3 Formas Vitales para Manejar Preguntas Difíciles y Críticas sobre la Iglesia



por Robert L. Millet, extraído de "No temeré al mal: cómo el Señor nos sostiene en tiempos peligrosos"

A medida que nos acerquemos más y más al final de los tiempos, es decir, al final de la existencia temporal de la tierra, las fuerzas del mal se combinarán contra las fuerzas del bien, particularmente la Iglesia del Cordero de Dios. Una proclamación emitida por el Quórum de los Doce Apóstoles en abril de 1845 incluye estas palabras: "A medida que esta obra progresa en su curso, y se convierte cada vez más en un objeto de interés y emoción política y religiosa, sin rey, gobernante o sujeto, ninguna comunidad o individuo se mantendrá neutral. Al final, todos serán influenciados por un espíritu u otro; y tomarán partido a favor o en contra del reino de Dios".

Por lo tanto, no deberíamos sorprendernos ni asombrarnos cuando los individuos o las organizaciones enteras discrepan o condenan directamente las enseñanzas o prácticas de La Iglesia de Jesucristo de los Santos de los Últimos Días. Tenemos la seguridad de que nunca más habrá una apostasía de la Iglesia del Señor, de que el reino de Dios ha llegado para quedarse y crecerá y se expandirá para incluir a cientos de millones de personas en toda la tierra.
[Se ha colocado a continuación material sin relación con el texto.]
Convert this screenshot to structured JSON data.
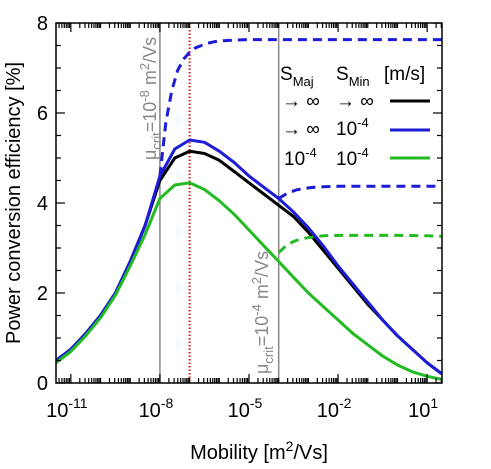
{
  "chart_data": {
    "type": "line",
    "xlabel": "Mobility [m²/Vs]",
    "ylabel": "Power conversion efficiency [%]",
    "xscale": "log10",
    "xlim": [
      -11.5,
      1.5
    ],
    "ylim": [
      0,
      8
    ],
    "x_ticks": [
      -11,
      -8,
      -5,
      -2,
      1
    ],
    "y_ticks": [
      0,
      2,
      4,
      6,
      8
    ],
    "minor_x_ticks_per_decade": true,
    "minor_y_tick_step": 0.5,
    "grid": false,
    "vlines": [
      {
        "x": -8.0,
        "style": "solid",
        "color": "#888888"
      },
      {
        "x": -7.0,
        "style": "dotted",
        "color": "#d81b1b"
      },
      {
        "x": -4.0,
        "style": "solid",
        "color": "#888888"
      }
    ],
    "annotations": [
      {
        "id": "crit1",
        "text": "μcrit=10-8 m²/Vs",
        "near_x": -8.0
      },
      {
        "id": "crit2",
        "text": "μcrit=10-4 m²/Vs",
        "near_x": -4.0
      }
    ],
    "legend": {
      "position": "top-right",
      "header": [
        "S_Maj",
        "S_Min",
        "[m/s]"
      ],
      "rows": [
        {
          "smaj": "→ ∞",
          "smin": "→ ∞",
          "color": "#000000"
        },
        {
          "smaj": "→ ∞",
          "smin": "10^-4",
          "color": "#1c1cd6"
        },
        {
          "smaj": "10^-4",
          "smin": "10^-4",
          "color": "#22bb22"
        }
      ]
    },
    "series": [
      {
        "color": "#000000",
        "style": "solid",
        "x": [
          -11.5,
          -11,
          -10.5,
          -10,
          -9.5,
          -9,
          -8.5,
          -8,
          -7.5,
          -7,
          -6.5,
          -6,
          -5.5,
          -5,
          -4.5,
          -4,
          -3.5,
          -3,
          -2.5,
          -2,
          -1.5,
          -1,
          -0.5,
          0,
          0.5,
          1,
          1.5
        ],
        "y": [
          0.5,
          0.75,
          1.1,
          1.5,
          2.0,
          2.7,
          3.5,
          4.5,
          5.0,
          5.15,
          5.1,
          4.95,
          4.7,
          4.45,
          4.2,
          3.95,
          3.7,
          3.35,
          2.95,
          2.55,
          2.15,
          1.75,
          1.4,
          1.05,
          0.75,
          0.45,
          0.2
        ]
      },
      {
        "color": "#1c1cd6",
        "style": "solid",
        "x": [
          -11.5,
          -11,
          -10.5,
          -10,
          -9.5,
          -9,
          -8.5,
          -8,
          -7.5,
          -7,
          -6.5,
          -6,
          -5.5,
          -5,
          -4.5,
          -4,
          -3.5,
          -3,
          -2.5,
          -2,
          -1.5,
          -1,
          -0.5,
          0,
          0.5,
          1,
          1.5
        ],
        "y": [
          0.5,
          0.75,
          1.1,
          1.5,
          2.0,
          2.7,
          3.5,
          4.6,
          5.2,
          5.4,
          5.35,
          5.15,
          4.9,
          4.6,
          4.35,
          4.1,
          3.8,
          3.45,
          3.05,
          2.6,
          2.2,
          1.8,
          1.4,
          1.05,
          0.75,
          0.45,
          0.2
        ]
      },
      {
        "color": "#22bb22",
        "style": "solid",
        "x": [
          -11.5,
          -11,
          -10.5,
          -10,
          -9.5,
          -9,
          -8.5,
          -8,
          -7.5,
          -7,
          -6.5,
          -6,
          -5.5,
          -5,
          -4.5,
          -4,
          -3.5,
          -3,
          -2.5,
          -2,
          -1.5,
          -1,
          -0.5,
          0,
          0.5,
          1,
          1.5
        ],
        "y": [
          0.45,
          0.7,
          1.05,
          1.45,
          1.95,
          2.6,
          3.3,
          4.1,
          4.4,
          4.45,
          4.3,
          4.05,
          3.75,
          3.4,
          3.05,
          2.7,
          2.35,
          2.0,
          1.7,
          1.4,
          1.1,
          0.85,
          0.6,
          0.4,
          0.25,
          0.15,
          0.08
        ]
      },
      {
        "color": "#1c1cd6",
        "style": "dashed",
        "x": [
          -8,
          -7.8,
          -7.6,
          -7.4,
          -7.2,
          -7,
          -6.8,
          -6.6,
          -6.4,
          -6.2,
          -6,
          -5.5,
          -5,
          -4,
          -2,
          0,
          1.5
        ],
        "y": [
          4.6,
          5.8,
          6.5,
          6.95,
          7.2,
          7.35,
          7.45,
          7.5,
          7.55,
          7.58,
          7.6,
          7.62,
          7.63,
          7.63,
          7.63,
          7.63,
          7.63
        ]
      },
      {
        "color": "#1c1cd6",
        "style": "dashed",
        "x": [
          -4,
          -3.7,
          -3.4,
          -3.1,
          -2.8,
          -2.5,
          -2,
          -1,
          0,
          1,
          1.5
        ],
        "y": [
          4.1,
          4.22,
          4.29,
          4.33,
          4.35,
          4.36,
          4.37,
          4.37,
          4.37,
          4.37,
          4.37
        ]
      },
      {
        "color": "#22bb22",
        "style": "dashed",
        "x": [
          -4,
          -3.7,
          -3.4,
          -3.1,
          -2.8,
          -2.5,
          -2,
          -1,
          0,
          1,
          1.5
        ],
        "y": [
          2.9,
          3.08,
          3.17,
          3.22,
          3.25,
          3.27,
          3.28,
          3.28,
          3.28,
          3.27,
          3.26
        ]
      }
    ]
  }
}
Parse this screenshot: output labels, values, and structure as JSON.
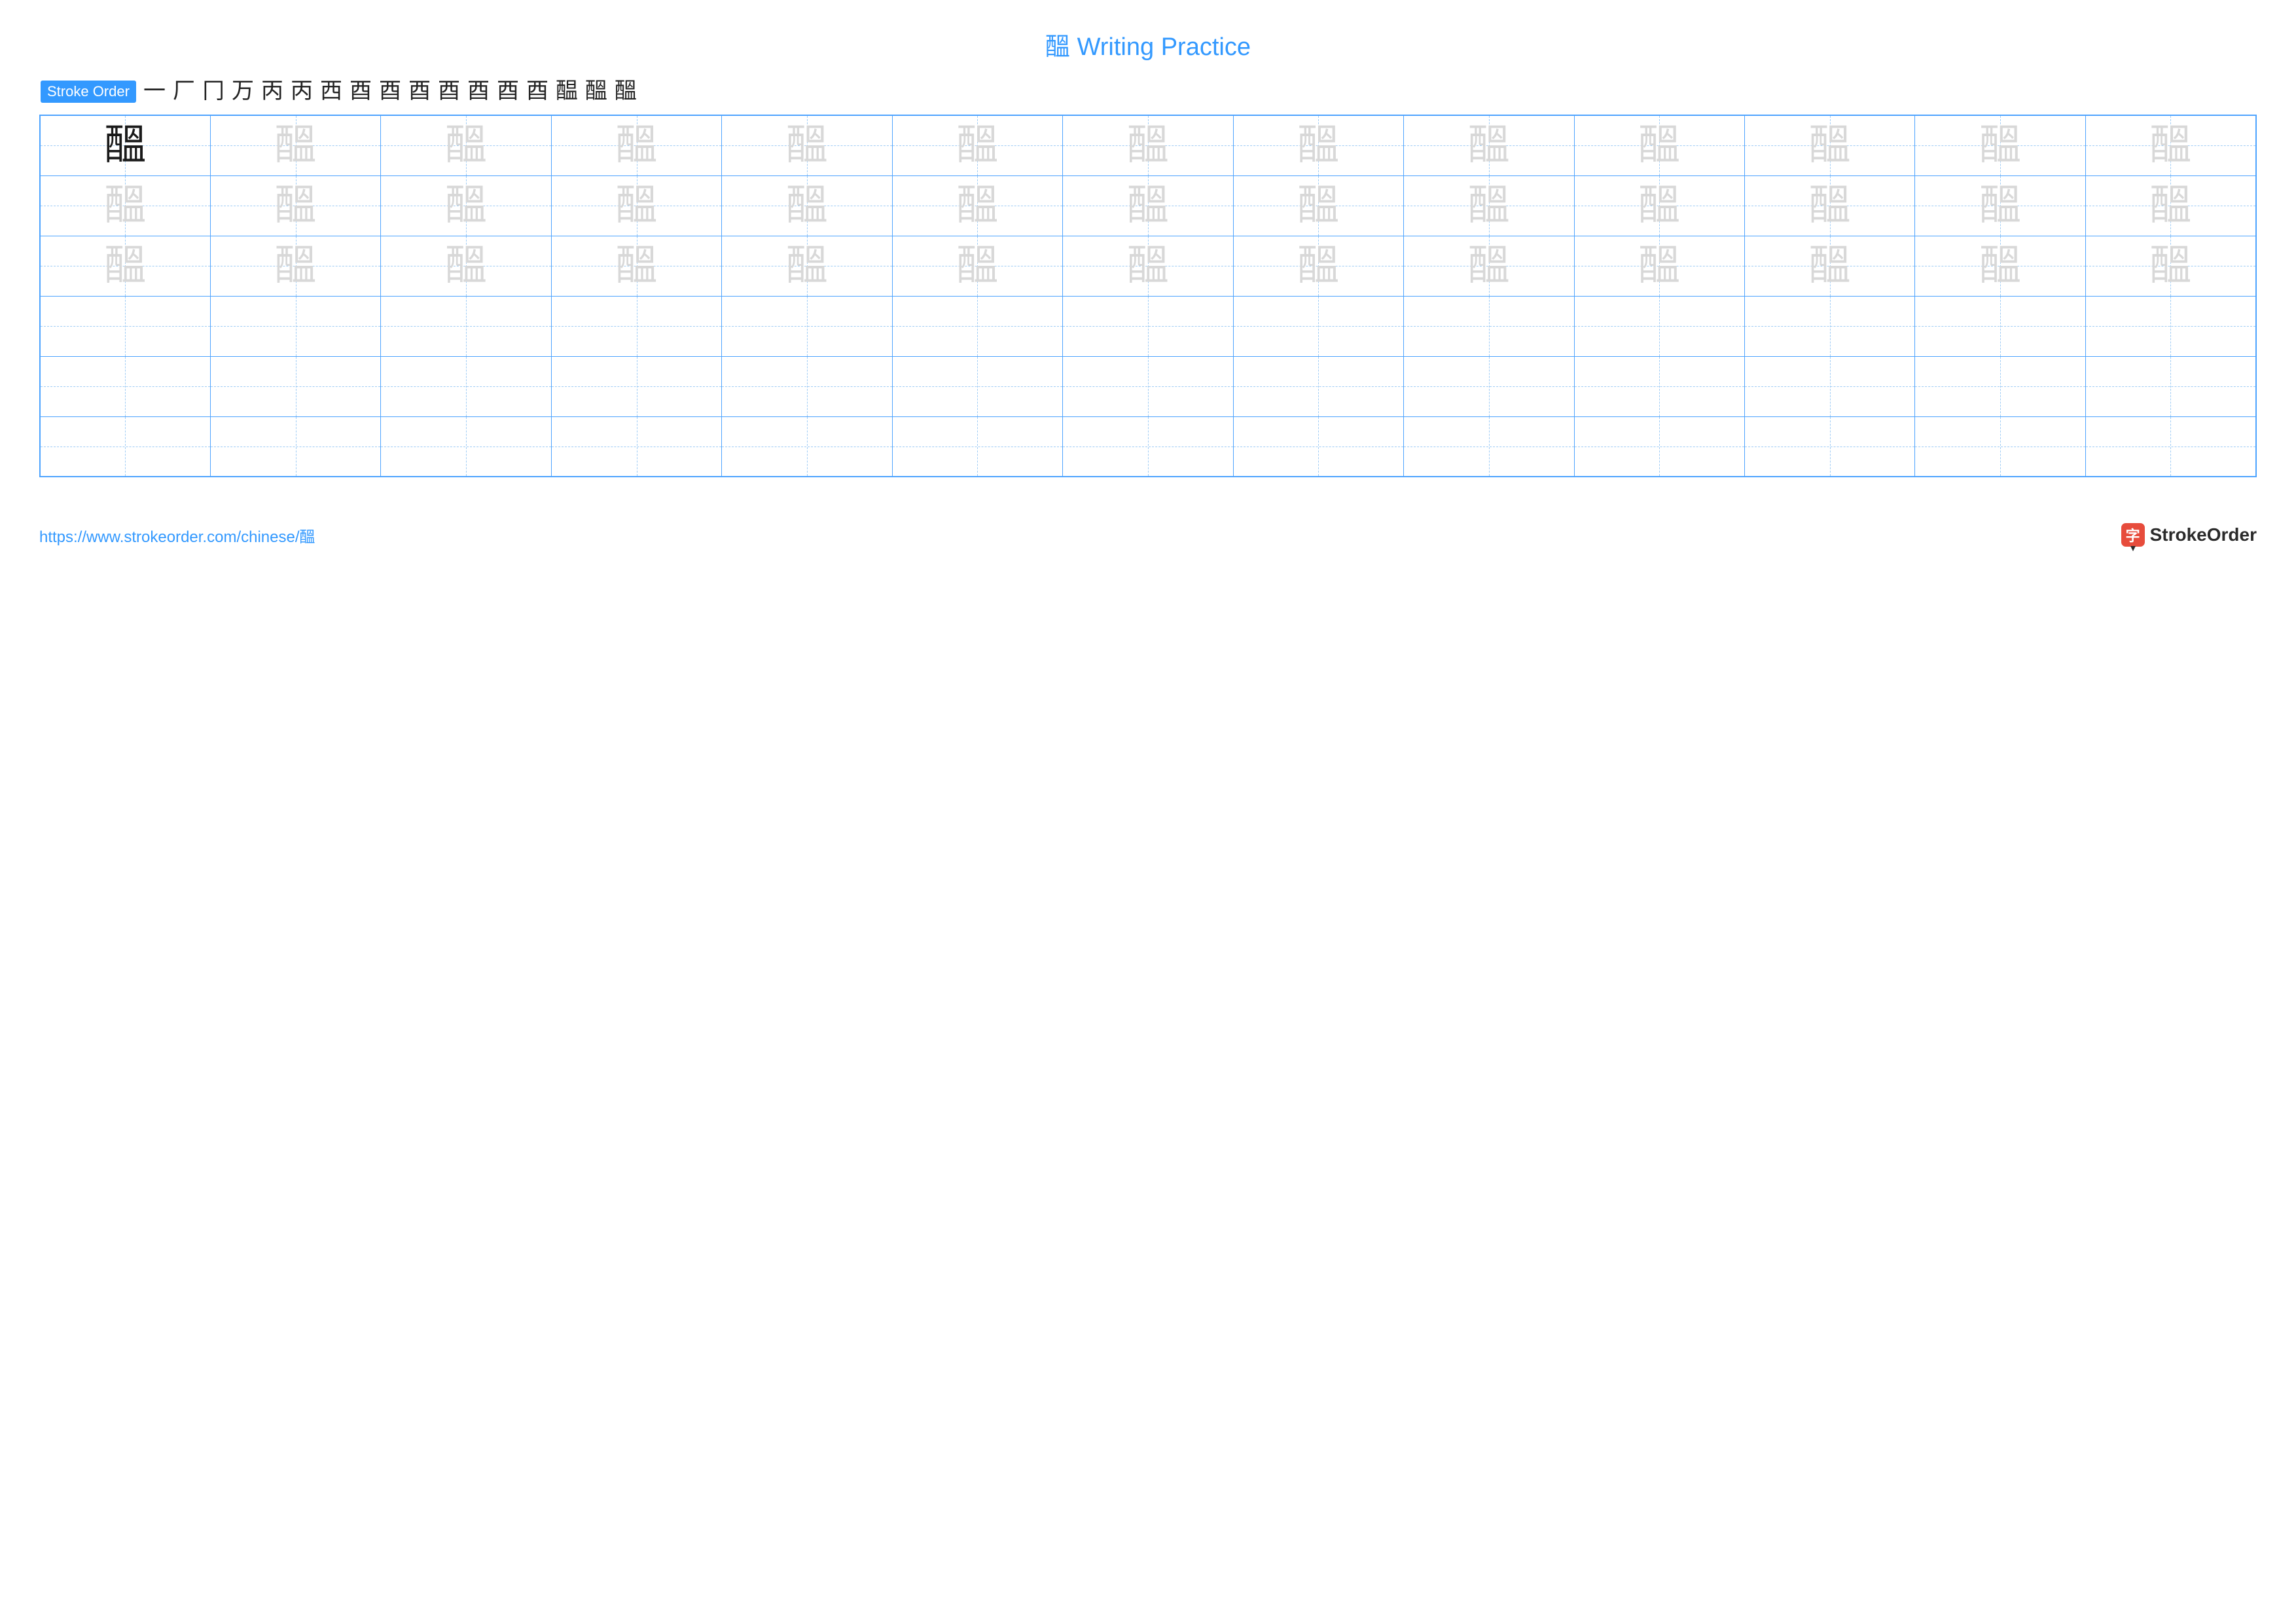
{
  "title": "醞 Writing Practice",
  "strokeOrder": {
    "label": "Stroke Order",
    "steps": [
      "一",
      "厂",
      "冂",
      "万",
      "丙",
      "丙",
      "西",
      "酉",
      "酉",
      "酉",
      "酉",
      "酉",
      "酉",
      "酉",
      "醖",
      "醞",
      "醞"
    ]
  },
  "practice": {
    "character": "醞",
    "rows": 6,
    "cols": 13,
    "traceRows": 3
  },
  "footer": {
    "url": "https://www.strokeorder.com/chinese/醞",
    "brandIcon": "字",
    "brandText": "StrokeOrder"
  },
  "colors": {
    "accent": "#3399ff",
    "gridBorder": "#4da3ff",
    "guide": "#9fccf5",
    "trace": "#d8d8d8",
    "solid": "#1a1a1a",
    "brandRed": "#e74c3c",
    "text": "#2b2b2b",
    "background": "#ffffff"
  },
  "typography": {
    "titleSize": 38,
    "charSize": 64,
    "strokeStepSize": 34,
    "footerUrlSize": 24,
    "brandSize": 28
  }
}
De hecho, como Moroni predijo: "Aquellos que no están edificados sobre la Roca buscarán derrocar esta iglesia; pero aumentará cuanto más se opongan a ella".

"No carecemos de críticos", observó el presidente Gordon B. Hinckley, "algunos de los cuales son malvados y mal intencionados. Siempre los hemos tenido, y supongo que los tendremos durante todo el futuro. Pero seguiremos adelante, entregando bien por mal, siendo útiles, amables y generosos".


Permítanme también compartir tres sugerencias -aprendidas a través de experiencias tristes y dulces- sobre cómo podemos tratar de manera efectiva las preguntas difíciles planteadas por aquellos que no son de nuestra fe.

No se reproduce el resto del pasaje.